At the time of the disengagement from Gaza in 2005, there was an opportunity to engage with Mahmoud Abbas who had just won a large victory in Palestinian elections on a ticket of nonviolence and opposition to the armed second intifada. Prime Minister Sharon rejected that possibility, mainly because he knew that if he negotiated anything with Abbas on Gaza, the next step would be negotiating a Palestinian state in the West Bank and east Jerusalem as well.

So we unilaterally withdrew from Gaza, closed the gate and threw away the key. And then Hamas claimed victory because they claimed that through “resistance” the Jews ran away. The Palestinian public agreed with that narrative and saw the Abbas narrative of moderation and negotiations as a broken strategy that only brought more Israeli settlements on stolen Palestinian land.

Engagement on the road to a genuine peace process is the only way forward to bring security and peace for both peoples living on the land.

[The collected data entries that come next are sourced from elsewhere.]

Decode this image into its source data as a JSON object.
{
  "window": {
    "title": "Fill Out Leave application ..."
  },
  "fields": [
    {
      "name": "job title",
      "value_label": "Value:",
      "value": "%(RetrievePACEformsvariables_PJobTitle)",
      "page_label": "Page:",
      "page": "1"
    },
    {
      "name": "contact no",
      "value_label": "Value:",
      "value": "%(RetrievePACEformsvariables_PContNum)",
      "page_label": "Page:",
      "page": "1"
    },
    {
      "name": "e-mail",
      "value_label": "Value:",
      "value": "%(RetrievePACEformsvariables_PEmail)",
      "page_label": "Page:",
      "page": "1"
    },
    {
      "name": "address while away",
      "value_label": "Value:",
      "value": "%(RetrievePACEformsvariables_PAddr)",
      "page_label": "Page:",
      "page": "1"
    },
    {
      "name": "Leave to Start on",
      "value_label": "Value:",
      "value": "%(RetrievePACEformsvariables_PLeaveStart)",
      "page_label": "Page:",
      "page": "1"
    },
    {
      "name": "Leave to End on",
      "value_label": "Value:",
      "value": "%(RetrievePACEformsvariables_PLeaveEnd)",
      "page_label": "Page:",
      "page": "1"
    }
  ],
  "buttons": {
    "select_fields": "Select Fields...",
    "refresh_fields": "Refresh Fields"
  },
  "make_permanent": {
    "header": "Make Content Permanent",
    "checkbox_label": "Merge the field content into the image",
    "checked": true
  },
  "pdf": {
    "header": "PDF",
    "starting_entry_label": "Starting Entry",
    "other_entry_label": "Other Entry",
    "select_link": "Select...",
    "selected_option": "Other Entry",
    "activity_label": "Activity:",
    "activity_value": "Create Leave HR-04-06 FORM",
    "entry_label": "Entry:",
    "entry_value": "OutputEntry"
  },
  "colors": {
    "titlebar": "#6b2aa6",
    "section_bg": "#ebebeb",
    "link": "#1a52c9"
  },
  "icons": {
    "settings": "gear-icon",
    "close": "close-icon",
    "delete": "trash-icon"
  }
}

As long as the occupation continues with continued settler violence and settlement building there will be violence against Israelis. The occupation is violence and could even be called state-sponsored terrorism against the Palestinian people.

There are no easy solutions and peace could be very far away with more innocent casualties along the way, but there is no chance of getting there without serious engagement. Serious engagement begins with leaders who – instead of reciting every day that we have no one with whom to talk – state that our intention is to make peace and to end Israel’s control over the Palestinian people.

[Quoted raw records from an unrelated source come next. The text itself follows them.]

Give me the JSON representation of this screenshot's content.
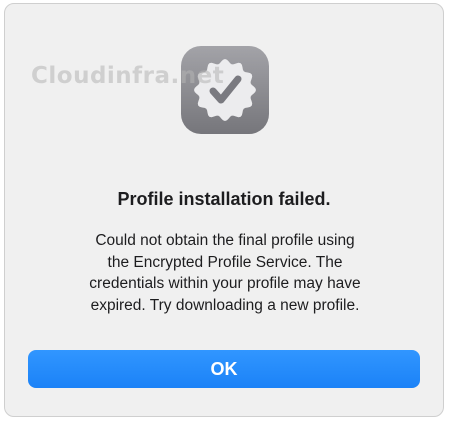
{
  "dialog": {
    "icon": "verified-badge-icon",
    "watermark": "Cloudinfra.net",
    "title": "Profile installation failed.",
    "message_lines": [
      "Could not obtain the final profile using",
      "the Encrypted Profile Service. The",
      "credentials within your profile may have",
      "expired. Try downloading a new profile."
    ],
    "ok_label": "OK"
  },
  "colors": {
    "dialog_background": "#f0f0f0",
    "button_accent": "#1b82f7",
    "icon_tile": "#8e8e93",
    "icon_badge": "#ececee"
  }
}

Then the long and difficult process of reaching out and talking begins coupled with action on the ground that end provocations, freeze settlement building and enable the Palestinian economy, in Gaza as well, to open to the world and improve people’s lives.

The writer is a political and social entrepreneur who has dedicated his life to peace between Israel and its neighbors. He is a founding member of the Kol Ezraheiha-Kol Muwanteneiha (All of the Citizens) political party in Israel. He is now directing The Holy Land Bond and is the Middle East Director for ICO – International Communities Organization.